Project Description

Summary

The judiciary is faced with enormous case loads. Therefore, alternative dispute resolution mechanisms such as mediation are very welcome. The legal domain of this project is damages disputes, which concerns a substantial number of the court cases. A decision to either go to court or to mediate is ideally based on a well-informed choice. Currently the necessary information to make such a decision is often lacking. One of the aims of this project is to provide litigants with information about the expected outcome of a court proceedings, in legal negotiation literature called a BATNA. This information will be provided through intelligent disclosure of case-law using Semantic Web technology. The problem of finding relevant case-law in order to determine a BATNA can be reduced to the problem of finding closely related documents in a large, semi-structured collection. The paradigm of ontology-based search and navigation is particularly well-suited in cases where the application domain is sufficiently well structured, and where user-queries need substantial amounts of refinement, typically in an interactive dialogue with a system. Members of the proposing team have substantial experience in building such interfaces. The legal domain in general, and damage-case BATNA determination specifically poses a significant challenge beyond the state of the art in ontology-based search interfaces. The project team consist of members of the AI department and the Law faculty of the Vrije Universiteit Amsterdam.

Aim

Both proponents and opponents of mediation agree that a decision to either go to court or to mediate (or negotiate, arbitrate) should be based on a well-informed choice. Currently the necessary information to make such a decision is often lacking. One of the aims of this project is to provide litigants with information about the expected outcome of a court proceedings.

In literature as well as practice of Alternative Dispute Resolution the Harvard method is influential. It is based on work carried out in the setting of the so-called PON: the Project on Negotiation. This Harvard Negotiation Project, currently headed by Robert Mnookin, introduced the concept of principled negotiation, which advocates separating the problem from the people [Fisher and Ury 1981]. Fundamental to the concept of principled negotiation is the notion of Know your best alternative to a negotiated agreement (BATNA). The reason you negotiate with someone is to produce better results than would otherwise occur. If you are unaware of what results you could obtain if the negotiations are unsuccessful, you run the risk of:

  1. Entering into an agreement that you would be better off rejecting; or
  2. Rejecting an agreement you would be better off entering into.

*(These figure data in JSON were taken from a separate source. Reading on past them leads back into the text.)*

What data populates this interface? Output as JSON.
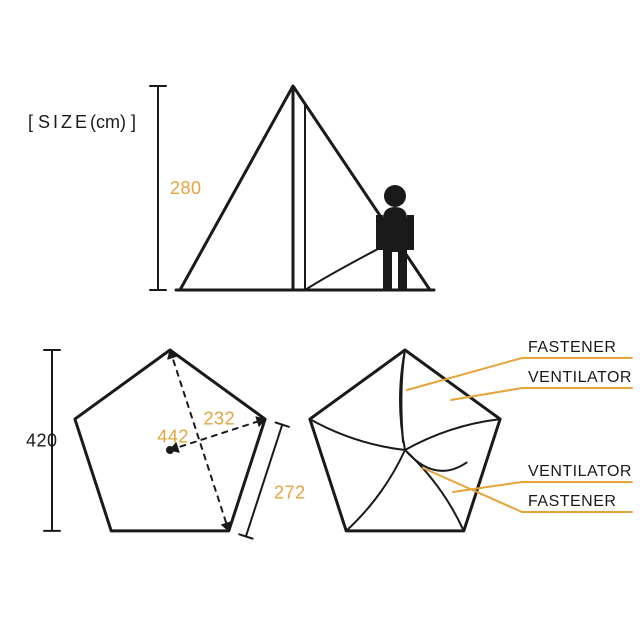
{
  "title_prefix": "[ ",
  "title_word": "SIZE",
  "title_unit": "(cm)",
  "title_suffix": " ]",
  "height_label": "280",
  "width_label": "420",
  "diag_label": "442",
  "radius_label": "232",
  "side_label": "272",
  "callout1": "FASTENER",
  "callout2": "VENTILATOR",
  "callout3": "VENTILATOR",
  "callout4": "FASTENER",
  "colors": {
    "stroke": "#1a1a1a",
    "accent": "#e5a43a",
    "leader": "#e5a43a",
    "text": "#1a1a1a"
  },
  "stroke_width": 3,
  "thin_width": 2,
  "font": {
    "title": 18,
    "dim": 18,
    "callout": 16
  }
}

The proposed project aims at facilitating the establishment of a BATNA through intelligent disclosure of case-law. The legal domain we are looking at is damages disputes. Two questions are relevant here. First, damages are compensated only if the other party can be held liable. Whether this is the case depends on a number of factors such as the probability of the occurred event and the nature of the damages. Once a (legal) person can be held liable, the second question is what compensation is reasonable. Both answers are relevant for determining a BATNA in damages disputes.

A BATNA is relevant for parties engaged in a mediation. For them this information helps to decide during mediation whether or not to proceed. Knowing one's BATNA is, however, in particular important for parties on the point of deciding what process to enter into, what dispute resolution process is most effective for them. Lodder & Zeleznikow propose in their forthcoming contribution to the Harvard Negotiation Law Review a 'Three Step Model for Online Dispute Resolution' (ODR). ODR can be defined as any form of dispute resolution in which wholly or partially the internet is designated as the virtual location to solve a dispute. The first step in this model is the determination of a BATNA. Split-Up is a system that shows both litigants what they would be expected to be awarded by a court if their relative claims were accepted. The difficulty with systems like Split-Up is how to obtain the information regarding the BATNA's, and in particular how to keep this information up-to-date. This project delivers software that helps determining one's BATNA on the basis of a regularly updated set of documents, i.e. the relevant case law.

The pubic available site www.rechtspraak.nl has been online since the end of 1999, and has become a valuable source for most practising lawyers as well as academics. Whether a case is published on the site is determined on the basis of a list of criteria. The intranet of the judiciary (Porta Iuris), on the other hand, provides all electronically available cases, and we hope to get access to this document set for this research.

Approach

In Computer Science terms, the problem of finding relevant case-law in order to determine a BATNA can be reduced to the problem of finding closely related documents in a large, semistructured collection. Computer Science has developed a number of techniques for this problem, ranging from "knowledge free" techniques based on shallow text-parsing and statistical analysis to "knowledge intensive" methods, such as ontology-based search and navigation.

The paradigm of ontology-based search and navigation is particularly well-suited in cases where the application domain is sufficiently well structured, and where user-queries need substantial amounts of refinement, typically in an interactive dialogue with a system. The ontology serves multiple purposes for search and navigation in the document set:

  1. To disambiguate search terms;
  2. To semantically narrow or broaden searches when too many or too few results are returned;
  3. To suggest semantically related queries that involve syntactically different terms.

Each of these points contribute to an interactive exploration interface where the classical distinction between searching (starting from a precise query) and browsing (undirected navigation through the document set) disappears.